Your live policy stack rendered as an interactive graph. Shadow relationships shown as edges. Click any rule to see what it shadows, what shadows it, and what traffic it actually matched over the log window.
NIST-aligned findings with staged remediation — log → observe → restrict. Where log analysis shows a policy wider than observed traffic, ShadowAtlas generates the tightened policy as ready-to-apply FortiGate CLI or API code. Not a recommendation to narrow it. The actual replacement config, scoped to what was seen. Review, test in log mode, apply.
Fortinet environments accumulate policy debt the same way every time. Migration rule added "just for now." Vendor exception never cleaned up. Temporary allow from three years ago that everyone forgot about. Nobody wants to touch the firewall because nobody knows what's safe to remove.

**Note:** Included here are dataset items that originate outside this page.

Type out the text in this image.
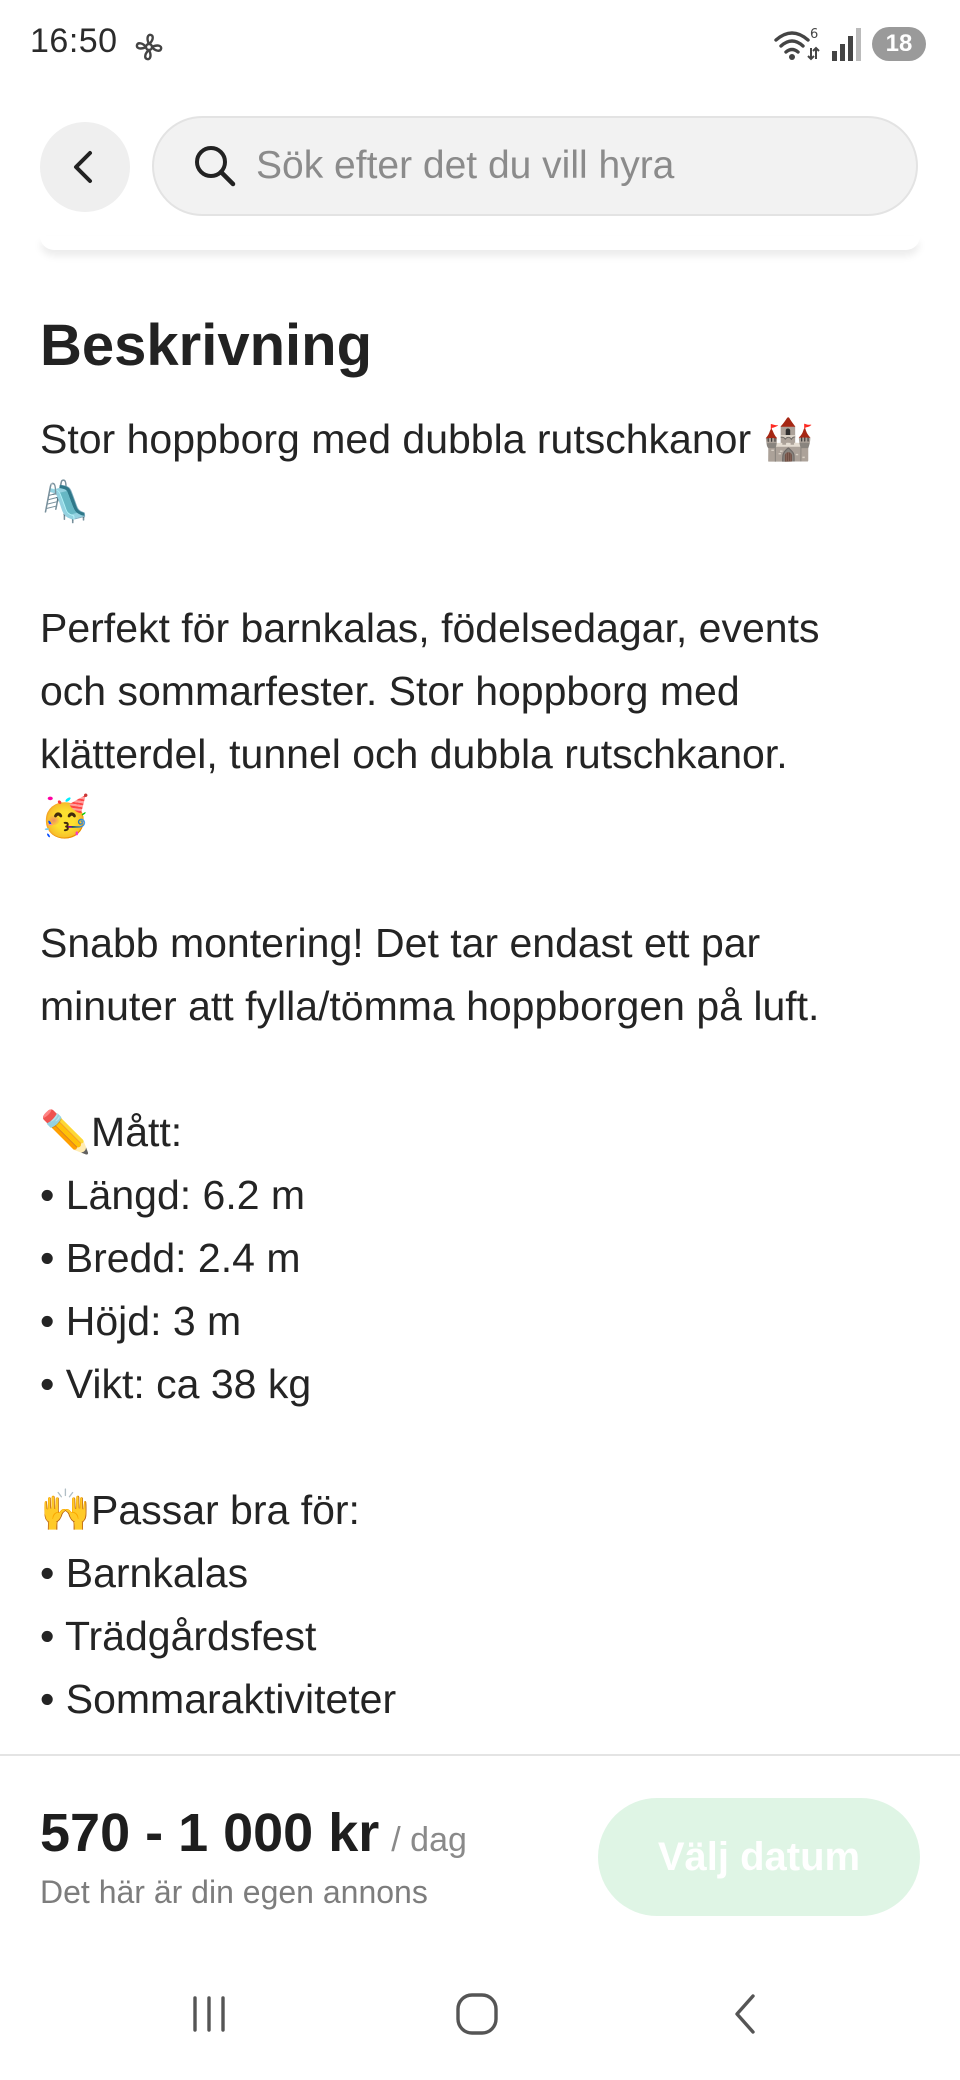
16:50	6	18
Sök efter det du vill hyra
Beskrivning
Stor hoppborg med dubbla rutschkanor 🏰
🛝
Perfekt för barnkalas, födelsedagar, events
och sommarfester. Stor hoppborg med
klätterdel, tunnel och dubbla rutschkanor.
🥳
Snabb montering! Det tar endast ett par
minuter att fylla/tömma hoppborgen på luft.
✏️Mått:
• Längd: 6.2 m
• Bredd: 2.4 m
• Höjd: 3 m
• Vikt: ca 38 kg
🙌Passar bra för:
• Barnkalas
• Trädgårdsfest
• Sommaraktiviteter
570 - 1 000 kr / dag
Det här är din egen annons
Välj datum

So the policy grows. The shadow rules multiply. The audit says "compliant." The logs say nothing because the deny rule above your critical block is eating all the traffic first.
The manual process — rule-by-rule comparison against a live GUI, spreadsheet cross-reference, hoping you caught everything — doesn't scale, doesn't get audited, and misses the subtle overlaps every time. ShadowAtlas does it live, via API, in minutes.
Read-only API token. Endpoint. That's the entire setup. ShadowAtlas verifies permissions, pulls the live policy, runs the analysis, and returns the shadow map and hardening report. If there's nothing to find — it says so. That hasn't happened yet.
Read-only access. Zero writes. Zero config exports. Your firewall, analyzed live, the way it actually runs.